In Ismailia, government offices were attacked, including the municipal diwan, and the Muslim Brotherhood HQ was burned. The army came into the city on Saturday. In Port Said, the verdict on Saturday condemning soccer hoodlums accused of provoking a stampede in a stadium last February were sentenced to death on Saturday. Supporters of the local team erupted in anger.
Although a curfew was supposed to begin Sunday night, Egyptian newspapers say that shopkeepers in Ismailia paid no attention to it, serving customers after midnight.
Aljazeera English reports that people in Port Said were active in protests despite the curfew.
Members of the leftist, centrist and liberal parties making up the National Salvation Front coalition condemned Morsi’s decree as a form of “treason against the nation.” It is not clear that any of them will agree to meet him, as he suggested, at 6 pm on Monday.
The National Salvation Front is demanding that Morsi resign and pave the way for new presidential elections, saying that he has lost his legitimacy because of his high-handed actions. Particularly resented is that Morsi rushed through a fundamentatlist-inflected constitution, which he had earlier agreed ought to be a consensus document.
Egypt’s protest movement has a long tradition now of agitating against the emergency law of 1981, which suspended key civil liberties. Morsi’s invoking of an emergency law angered them, since they had finally forced Egypt’s military and elites to revoke the state of emergency. Some Egyptians fear that invoking emergency laws risks returning to dictatorship. They remind Morsi that before he came to power in elections last summer, he had spoken of emergency laws as inherently dictatorial.
Morsi made himself highly unpopular with more centrist or secular-minded voters by rushing the completion of a constitution late last fall, then putting it to a referendum even though the judges went on strike in protest. The constitution is not a consensus document. Massive demonstrations were staged against him all over the country.

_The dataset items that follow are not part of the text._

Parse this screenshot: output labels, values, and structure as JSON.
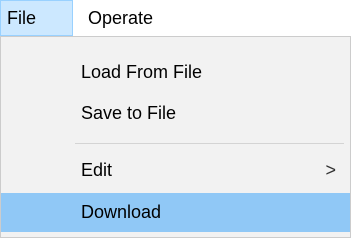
{
  "menubar": {
    "items": [
      {
        "label": "File"
      },
      {
        "label": "Operate"
      }
    ]
  },
  "file_menu": {
    "items": [
      {
        "label": "Load From File"
      },
      {
        "label": "Save to File"
      },
      {
        "label": "Edit",
        "submenu_indicator": ">"
      },
      {
        "label": "Download",
        "highlighted": true
      }
    ]
  },
  "colors": {
    "menubar_active_bg": "#cce8ff",
    "menu_bg": "#f2f2f2",
    "highlight_bg": "#90c8f6"
  }
}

Things had quietened down until last Friday’s two-year commemoration of the revolution.
It seems unlikely that the crowds can get rid of Morsi through street protests. He has lots of supporters, and he won the election fair and square last June.
On the other hand, many non-Brotherhood parties are beginning announce that they will boycott the parliamentary elections to be held this spring. They are calling on Morsi to call new presidential elections first and saying he has lost his legitimacy.
Egypt continues to ratchet toward polarization.